La Fédération, contacté à plusieurs fois par nos soins, n’a jamais daigné nous répondre. Au-delà d’une stratégie inquiétante et assez incompréhensible, il va sans dire que cette absence de réponse ne fera que confirmer les griefs de certains acteurs du tennis au Luxembourg, qui n’avaient pas été nécessairement très tendres. Un entraîneur, sous couvert d’anonymat, n’y va d’ailleurs pas de main morte : « Ici au Luxembourg, cela fait cinq ans que les choses sont catastrophiques depuis que cette Fédération est en place. » Cet entraîneur, présent depuis plusieurs années au pays, pointe du doigt des incohérences. S’il a longtemps hésité à parler, il estime que « pour le bien du tennis luxembourgeois, je me dois de le faire ». Et les exemples de choses qui l’inquiètent sont légion. A commencer par les compétitions organisées par la Fédération : « Pour les sélections, il y a une coupe Davis pour les jeunes. Il faut faire les tournois de pré-sélections qui se déroulent pendant les périodes de vacances. A cet âge-là, tu devrais être en train de faire des grands tournois, mais ici, tu es obligé de participer à ça parce que la Fédération t’y oblige. Ils t’entrainent pendant des années, mais ils sont obligés de faire un tournoi pour déterminer qui sont les meilleurs et qui sélectionner. C’est comme si j’étais entraîneur de l’équipe de France pendant un an, et au final, je fais un tournoi entre les meilleurs pour choisir qui va à la Coupe du Monde. Je ne comprends pas l’idée derrière. » Et l’entraîneur continue de taper sur ces erreurs grossières. « Les tournois de pré-sélections vont aussi être faits sur un terrain qui ne sera pas le même que lors de la vraie compétition. Cela manque de sens. On prend ensuite les meilleurs lors du tournoi, et on les associe tout d’un coup en double, sans automatismes contre les meilleurs belges ou français… Comment peut-on espérer avoir des résultats ? » Les critiques, à peine voilées, ne s’arrêtent pas là, et sont légions : « La Fédération gère tout comme une école de tennis. Mais une Fédé n’est pas une école de tennis, c’est ça le problème. Un autre exemple aujourd’hui de la vision à mes yeux néfaste : il doit y avoir un certain nombre de joueurs pour avoir des subsides. Résultats des courses ? On se retrouve avec trop de joueurs, et les meilleurs ne sont pas assez accompagnés. C’est eux qui souffrent de ça. Mais bon, l’argent est là, donc tout va bien apparemment…

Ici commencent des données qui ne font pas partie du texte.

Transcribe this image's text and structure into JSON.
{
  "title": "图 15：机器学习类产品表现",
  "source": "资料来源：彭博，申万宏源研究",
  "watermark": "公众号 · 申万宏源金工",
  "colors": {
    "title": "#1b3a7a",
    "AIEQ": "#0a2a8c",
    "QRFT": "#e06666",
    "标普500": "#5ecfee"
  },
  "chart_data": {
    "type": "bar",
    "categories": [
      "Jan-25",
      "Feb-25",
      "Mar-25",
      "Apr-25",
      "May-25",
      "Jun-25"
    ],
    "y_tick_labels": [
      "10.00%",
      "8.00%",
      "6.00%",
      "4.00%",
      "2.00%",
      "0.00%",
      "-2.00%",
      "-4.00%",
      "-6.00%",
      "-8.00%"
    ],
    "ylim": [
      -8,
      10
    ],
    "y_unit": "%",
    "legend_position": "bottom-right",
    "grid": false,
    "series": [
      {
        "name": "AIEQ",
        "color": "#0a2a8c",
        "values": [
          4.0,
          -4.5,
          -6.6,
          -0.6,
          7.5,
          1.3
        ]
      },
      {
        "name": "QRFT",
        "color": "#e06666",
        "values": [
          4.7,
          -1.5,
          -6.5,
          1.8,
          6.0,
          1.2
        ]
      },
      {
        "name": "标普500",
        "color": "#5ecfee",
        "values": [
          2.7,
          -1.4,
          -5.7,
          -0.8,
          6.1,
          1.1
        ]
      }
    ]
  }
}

Si ces critiques ne sont pas feutrées et sans fards, elles ne semblent néanmoins pas résumer la pensée générale. Pour Baluska, qui assume son discours, cette position est d’ailleurs assez extrême. Et il est parfaitement capable de décerner des bons points ci et là. « Je crois que Bonnevoie est sur une excellente voie depuis quelques années, et qu’au Spora, cela va mieux depuis que Gilles est arrivé. J’ai le plus grand respect pour lui. Je ne le vois pas souvent, mais ce qu’il fait au Spora est je pense très très bien ». Et même le club des Arquebusiers, avec lequel il a pu avoir par le passé quelques accrochages, réussit certaines choses selon lui : « J’ai quand même vu quelques changements positifs. Chez les Arquebusiers, il y a plus d’entraînement qu’auparavant ce qui est très bien pour les gamins. »
Autre défi conséquent pour améliorer la formation des jeunes : la taille du vivier qui évidemment, limite non seulement les possibilités de trouver une véritable pépite, mais aussi, de permettre à tous de progresser en affrontant des joueurs sensiblement plus talentueux au quotidien : « Un des gros problèmes est en effet le niveau de la concurrence, confirme Muller. Si tu regardes la France, il y aura au moins dans chaque catégorie d’âge une dizaine de joueurs qui ont un top niveau. Chaque tournoi que tu joues, tu as trois ou quatre bons match où tu dois donner le meilleur de toi-même pour avancer. Au Luxembourg, les seuls bons matchs seront généralement à partir de la demie, voire la finale. Pour la progression c’est compliqué. Et c’est la même chose à l’entraînement où tu joues toujours avec les 2-3 mêmes. Dans les autres pays, ils s’entrainent avec bien plus de joueurs. Ils voyagent aussi bien plus, donc ont l’habitude de faire des matchs avec encore d’autres joueurs. Il y a tout ça qui fait que l’équation est complexe. On n’aura jamais dix bons joueurs dans la même catégorie d’âge, il n’y a pas de potion magique. »
Des valeurs en danger ?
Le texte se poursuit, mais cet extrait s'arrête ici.